The United States International Trade Commission (USITC) was last year tasked by USTR Ambassador Michael Froman to conduct four investigations around AGOA, informed in part by public hearings (transcripts here). At these hearings, the position of South Africa within the broader AGOA context was often in the spotlight, with various US stakeholders strongly and sometimes jointly opposing South Africa’s continued eligibility post-2015 unless it reduced certain trade barriers. These are voices that the politicians in Washington cannot easily ignore. South Africa is, in the three months to March 2014, the largest beneficiary of AGOA preferences and also has the most diversified export palette with respect to US exports. It remains important to understand the broader context and background to South Africa’s AGOA status when looking at the proposed legislation, which would place restrictions on the foreign ownership of investments and assets relating to the South African security industry (see an earlier tralac Discussion).
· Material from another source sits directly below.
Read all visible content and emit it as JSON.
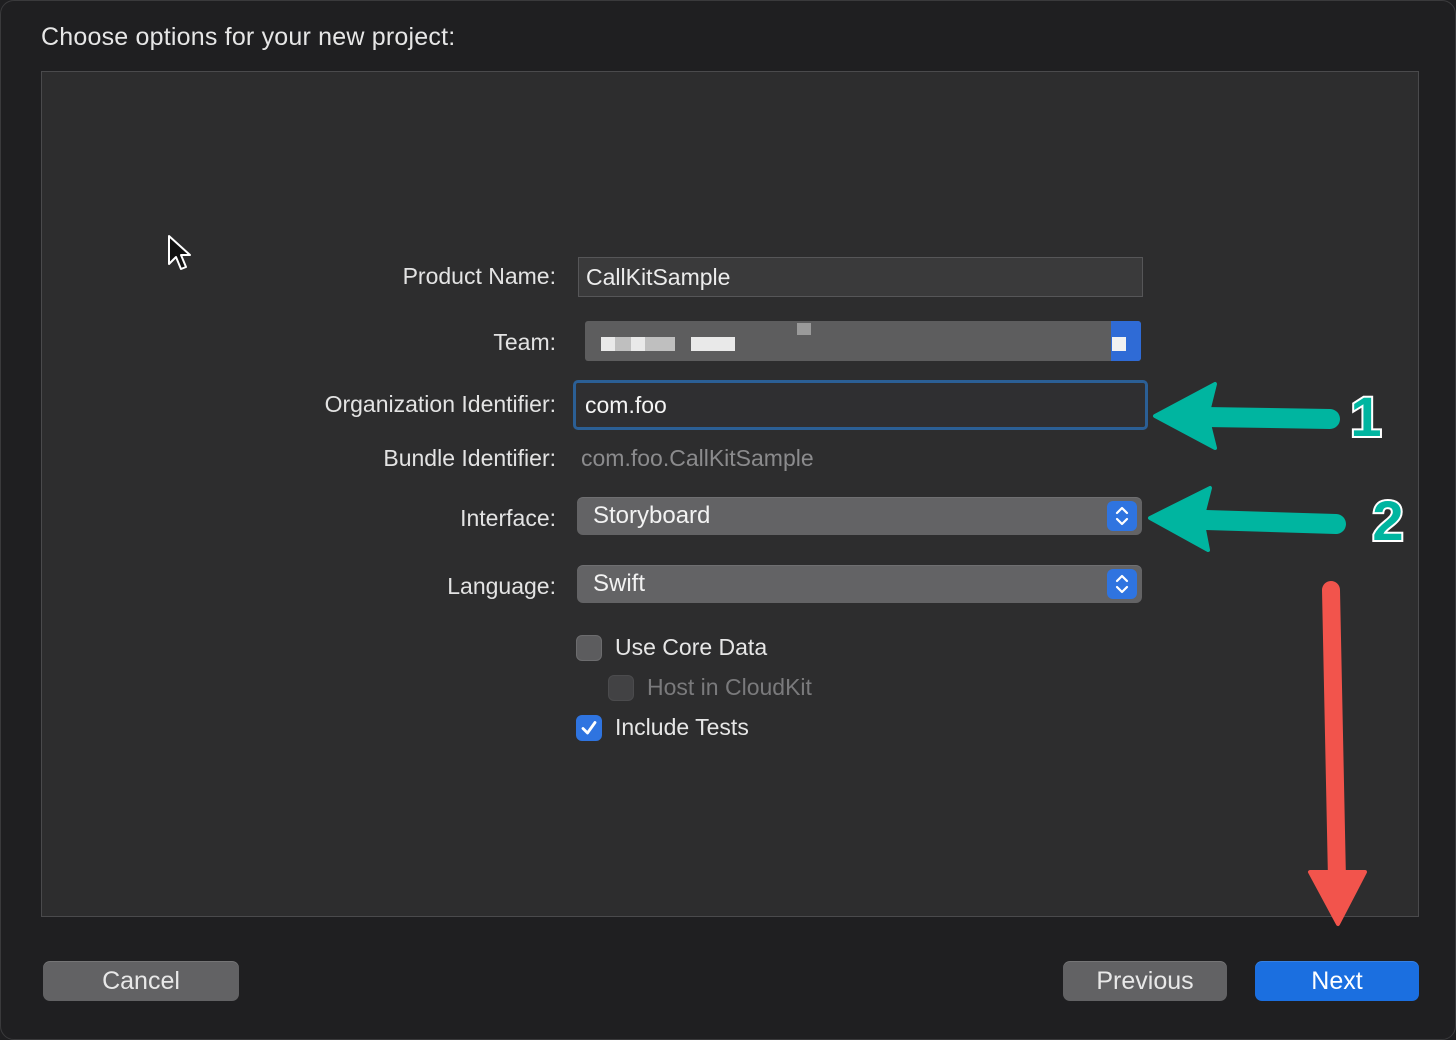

While the legislation was passed by the South African parliament, it has yet to be signed into law and may yet be rejected by the President, or sent back to parliament for adjustment to be made to the text. Given the large investments held in the security sector by foreign firms, notably American firms, there has been a strong backlash against these proposals. The Security Industry Association (SIA) in the US has written to the chairman and ranking member of the Senate’s finance committee (which is the committee that inter alia reviews, advises, considers and prepares relevant legislation for the Senate), protesting the South African government’s proposed legislation in the context of being (re)considered for AGOA renewal or any replacement programme. According to media reports, opposition to the legislation has also come from other quarters, domestically, and from the European Union.
While AGOA’s eligibility criteria were drawn up by US lawmakers, and individual countries’ eligibility will ultimately be adjudicated again by US lawmakers, on the face of it these measures – which are very broad in their scale and scope, and imply at least partial divestment from the industry – clearly place South Africa at odds not only with its international obligations, but also with the requirements (in the form of eligibility criteria) of the AGOA legislation. It is quite apparent that South Africa does not appear to have fully considered the implications of proposed laws and policies that will have deeper and longer-term impacts with regard to its own international trade and investment regime, and preferential access to foreign markets. South Africa needs AGOA, and the US needs South Africa to remain in the fold, for economic and political reasons. Every trade transaction has benefits for both sides – the exporter and the importer, and all sides have much to lose. But the timing of these proposed measures, in the overall context of more recent US trade and investment policy prerogatives, and the renewal debate currently going on in Washington and elsewhere (with South Africa’s ongoing status already somewhat precarious), could not really have come at a worse time.